Clark sighed in frustration. "What are the options?"

Bruce stood abruptly. The way he kept the pizza box balanced effortlessly in one hand did not make the motion less intimidating.

"Wait. Please. Sorry. Just. Could you stay? And talk? About anything."

"Why."

"Because you look like a cardboard cutout." Clark twisted the flimsy blanket in his hands. "Everything does. There's no depth, and I can't hear anything, and there's just . . . nothing in here."

Bruce's mouth twitched up at one corner. "I'll find you a coloring book."

Clark glared at his back as he left. A minute later, three slices of pizza appeared in the wall compartment. Clark took them without a fuss. His elbow was still sore.


Clark stopped fiddling with the collar so much when he realized he was scraping a sore spot into the side of his neck, where the hinge left a rough seam. He rubbed at the seam with his fingertips instead. The metal felt impossibly solid, with no potential of give or stretch.

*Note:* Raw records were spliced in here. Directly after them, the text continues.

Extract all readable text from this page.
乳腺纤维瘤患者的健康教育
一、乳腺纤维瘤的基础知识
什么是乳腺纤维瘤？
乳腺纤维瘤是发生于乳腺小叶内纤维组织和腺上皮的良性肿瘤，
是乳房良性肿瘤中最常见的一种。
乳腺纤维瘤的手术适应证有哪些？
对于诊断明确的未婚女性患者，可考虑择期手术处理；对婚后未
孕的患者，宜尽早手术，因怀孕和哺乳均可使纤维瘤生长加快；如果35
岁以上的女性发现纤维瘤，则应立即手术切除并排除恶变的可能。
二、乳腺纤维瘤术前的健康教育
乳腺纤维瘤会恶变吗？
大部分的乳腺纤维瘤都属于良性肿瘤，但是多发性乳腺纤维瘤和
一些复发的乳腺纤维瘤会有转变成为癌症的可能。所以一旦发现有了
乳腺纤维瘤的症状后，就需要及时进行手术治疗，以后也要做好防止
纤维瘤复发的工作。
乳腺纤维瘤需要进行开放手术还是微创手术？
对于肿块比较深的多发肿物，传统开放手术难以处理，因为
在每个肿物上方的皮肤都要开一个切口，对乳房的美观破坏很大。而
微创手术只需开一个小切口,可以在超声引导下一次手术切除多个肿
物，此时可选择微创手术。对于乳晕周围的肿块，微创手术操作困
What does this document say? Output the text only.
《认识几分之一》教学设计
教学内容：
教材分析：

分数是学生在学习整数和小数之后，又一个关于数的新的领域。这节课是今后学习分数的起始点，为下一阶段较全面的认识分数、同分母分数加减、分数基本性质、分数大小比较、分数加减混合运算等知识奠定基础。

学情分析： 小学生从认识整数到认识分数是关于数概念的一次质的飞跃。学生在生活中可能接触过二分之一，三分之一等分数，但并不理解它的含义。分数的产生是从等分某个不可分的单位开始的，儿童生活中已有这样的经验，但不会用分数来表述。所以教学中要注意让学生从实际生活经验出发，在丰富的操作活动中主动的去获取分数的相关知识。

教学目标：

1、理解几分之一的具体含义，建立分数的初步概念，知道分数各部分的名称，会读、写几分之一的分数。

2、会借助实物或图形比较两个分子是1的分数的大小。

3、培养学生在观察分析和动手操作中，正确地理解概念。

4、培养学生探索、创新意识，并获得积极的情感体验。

He hummed the Avett Brothers, because Bruce hated them. He hummed Simon and Garfunkel, because his pa would hum them when he had something long and boring to do. He hummed The Song That Doesn't End out of spite, because ninety minutes of it had once broken the chaperones on a high school football trip.

He got thirsty. He drank water from the tiny sink, and he washed his face and hands; water tasted much more intense with actual thirst. The cold of it lingered on his skin. He wrapped the thin gray blanket around his shoulders like a cape. He tried not to think about Bruce's cameras when he eventually had to use the bare metal toilet.

He prayed, silently, to Rao a couple of times and to Jesus and Jehovah once, in case there was a jurisdiction issue. He was careful not to move his lips.

The next time Bruce visited, he was moving stiffly, slow to sit down. He was also still in the cowl, white lenses blank. Was he ever going to look Clark in the eye?

"Are you okay?"

"It's nothing. I do still have a city to protect."

Clark's restless anxiety found a focus. "If you go down, how long before someone finds me?"

Silence.

"Or do I just starve here?"

"You don't starve. There are safeguards."

"In which direction?"

Silence.

"Bruce. What do you want from me?"

Silence.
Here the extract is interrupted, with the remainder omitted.